Has the Catholic Church ever been a great patron of art, like it says in all the art history books? Not really. They weren’t art patrons, they were purchasers of art, in the same way modern ad agencies support legions of commercial artists. They had a story to tell, and they hired the most accomplished artists around to make it seem real. These artists were hired guns, and may or may not have believed it themselves.
That can’t be all the art made in those periods, although it does seem to be about all that made it through. The church was censoring art, no doubt, and limiting commercial trade, probably, but those painters didn’t get that good overnight. Endless annunciations would be boring, but other work from the era hasn’t survived. What we have here is not so much an example of patronage as it is wall-to-wall ‘mind-control,’ using art as a bludgeon, and only now that the spell has lifted can we even consider those paintings purely as art.
These days the role of the church, as the major patron and arbiter of aesthetic tastes, has been assumed by a secular bureaucracy, the NEA, accompanied by a vast academic establishment, and like the church before them, the whole mess supported by all of us. Oh, I know their in-house geniuses organize ‘peer-group’ reviews to pass out government largesse to their own, and that those generous and arbitrary foundation grants are carved from the common tax base, but no need to dwell on that part of it now. Just consider the art. Progressive, perhaps, but it’s good to remember the working translation of the term ‘avant-garde’ is ‘no one likes it,’ because if they did, it would be time to move on to something else. It’s a sad fact that actually producing artwork ordinary people might enjoy and relate to is considered ‘selling out’ to the state-supported crowd.

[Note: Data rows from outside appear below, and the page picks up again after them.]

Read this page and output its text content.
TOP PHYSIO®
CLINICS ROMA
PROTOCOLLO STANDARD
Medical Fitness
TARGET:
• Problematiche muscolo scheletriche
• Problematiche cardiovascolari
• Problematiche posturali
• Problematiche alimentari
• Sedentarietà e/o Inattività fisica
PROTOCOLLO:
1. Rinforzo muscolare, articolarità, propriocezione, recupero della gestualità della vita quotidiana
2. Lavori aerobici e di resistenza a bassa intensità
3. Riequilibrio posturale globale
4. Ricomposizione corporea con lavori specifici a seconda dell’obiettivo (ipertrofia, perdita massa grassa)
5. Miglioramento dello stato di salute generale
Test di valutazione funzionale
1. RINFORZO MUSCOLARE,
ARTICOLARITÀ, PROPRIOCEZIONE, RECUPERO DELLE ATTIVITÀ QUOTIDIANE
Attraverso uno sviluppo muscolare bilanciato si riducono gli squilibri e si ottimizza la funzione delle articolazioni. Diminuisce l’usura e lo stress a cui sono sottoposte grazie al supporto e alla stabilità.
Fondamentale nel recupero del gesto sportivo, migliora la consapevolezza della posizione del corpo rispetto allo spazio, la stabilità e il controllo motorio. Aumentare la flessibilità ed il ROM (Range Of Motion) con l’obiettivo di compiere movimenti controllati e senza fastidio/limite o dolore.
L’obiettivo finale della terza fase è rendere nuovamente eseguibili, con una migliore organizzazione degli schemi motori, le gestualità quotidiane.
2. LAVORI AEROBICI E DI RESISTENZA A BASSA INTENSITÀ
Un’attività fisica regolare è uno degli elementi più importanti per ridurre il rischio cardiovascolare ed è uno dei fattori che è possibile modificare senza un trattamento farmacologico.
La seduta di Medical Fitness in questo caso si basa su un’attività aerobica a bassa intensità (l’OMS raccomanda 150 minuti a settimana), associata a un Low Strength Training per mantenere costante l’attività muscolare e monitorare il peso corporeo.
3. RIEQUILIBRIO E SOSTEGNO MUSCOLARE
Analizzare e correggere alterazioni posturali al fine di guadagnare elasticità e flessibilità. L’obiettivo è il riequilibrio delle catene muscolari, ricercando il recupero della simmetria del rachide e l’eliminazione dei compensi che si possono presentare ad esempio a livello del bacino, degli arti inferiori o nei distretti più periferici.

Theistic or secular, this notion of patronage from above is too self-serving to be of much use to art, or in any way fair to the general population. Whatever the motive, it’s the mechanism that’s flawed, so please put that money to other uses. Obviously, their help hasn’t helped, since the art they’ve championed hasn’t penetrated the heartland, and independent artists are still working day jobs. There also isn’t much original art up in houses, looks like their messianic mission to elevate the masses has been a failure. Nothing left for non-profits in each hometown, in the face of shrinking government patronage, except to attempt to re-knit the bond between area artists and their neighbors, and to acknowledge and legitimize the earnest efforts of independent studios. Make it a mission to display area-produced artwork in thoughtful, accessible, and informative groupings, friends of art after all.